To date, most structural competency interventions have targeted healthcare providers and medical students. Yet the inclusion of structural competency training in pre-health undergraduate programs may offer significant benefits to future healthcare professionals. This paper presents the results of a comparative study of an interdisciplinary pre-health curriculum based in structural competency with a traditional premedical curriculum. The author describes a new evaluation tool, the Structural Foundations of Health Survey (2016), developed to evaluate structural skills and sensibilities. The author uses the survey to evaluate two groups of graduating seniors at Vanderbilt University—majors in an interdisciplinary pre-health curriculum titled Medicine, Health, and Society (MHS), and premed science majors—as well as first-semester freshmen, with particular attention to understanding how structural factors shape health.
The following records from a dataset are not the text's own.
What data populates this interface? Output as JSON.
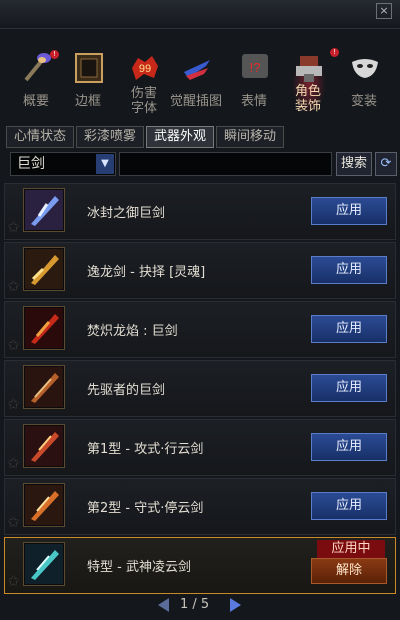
{
  "window": {
    "title": "",
    "close_label": "×"
  },
  "top_menu": [
    {
      "label": "概要",
      "badge": "!"
    },
    {
      "label": "边框",
      "badge": ""
    },
    {
      "label": "伤害\n字体",
      "badge": "",
      "icon_text": "99"
    },
    {
      "label": "觉醒插图",
      "badge": ""
    },
    {
      "label": "表情",
      "badge": "",
      "icon_text": "!?"
    },
    {
      "label": "角色\n装饰",
      "badge": "!"
    },
    {
      "label": "变装",
      "badge": ""
    }
  ],
  "tabs": [
    {
      "label": "心情状态"
    },
    {
      "label": "彩漆喷雾"
    },
    {
      "label": "武器外观"
    },
    {
      "label": "瞬间移动"
    }
  ],
  "filter": {
    "selected": "巨剑",
    "search_label": "搜索",
    "search_value": ""
  },
  "items": [
    {
      "name": "冰封之御巨剑",
      "action": "应用"
    },
    {
      "name": "逸龙剑 - 抉择 [灵魂]",
      "action": "应用"
    },
    {
      "name": "焚炽龙焰 : 巨剑",
      "action": "应用"
    },
    {
      "name": "先驱者的巨剑",
      "action": "应用"
    },
    {
      "name": "第1型 - 攻式·行云剑",
      "action": "应用"
    },
    {
      "name": "第2型 - 守式·停云剑",
      "action": "应用"
    },
    {
      "name": "特型 - 武神凌云剑",
      "status": "应用中",
      "action": "解除"
    }
  ],
  "pager": {
    "text": "1 / 5"
  }
}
Results suggest that MHS majors identified and analyzed relationships between structural factors and health outcomes and structural racism at higher rates and in deeper ways than did premed science majors and freshmen, and also demonstrated higher understanding of structural and implicit racism and health disparities. The skills that MHS students exhibited represent proficiencies increasingly stressed by the MCAT, the AAMC, and other educational bodies that emphasize how contextual factors shape expressions of health and illness.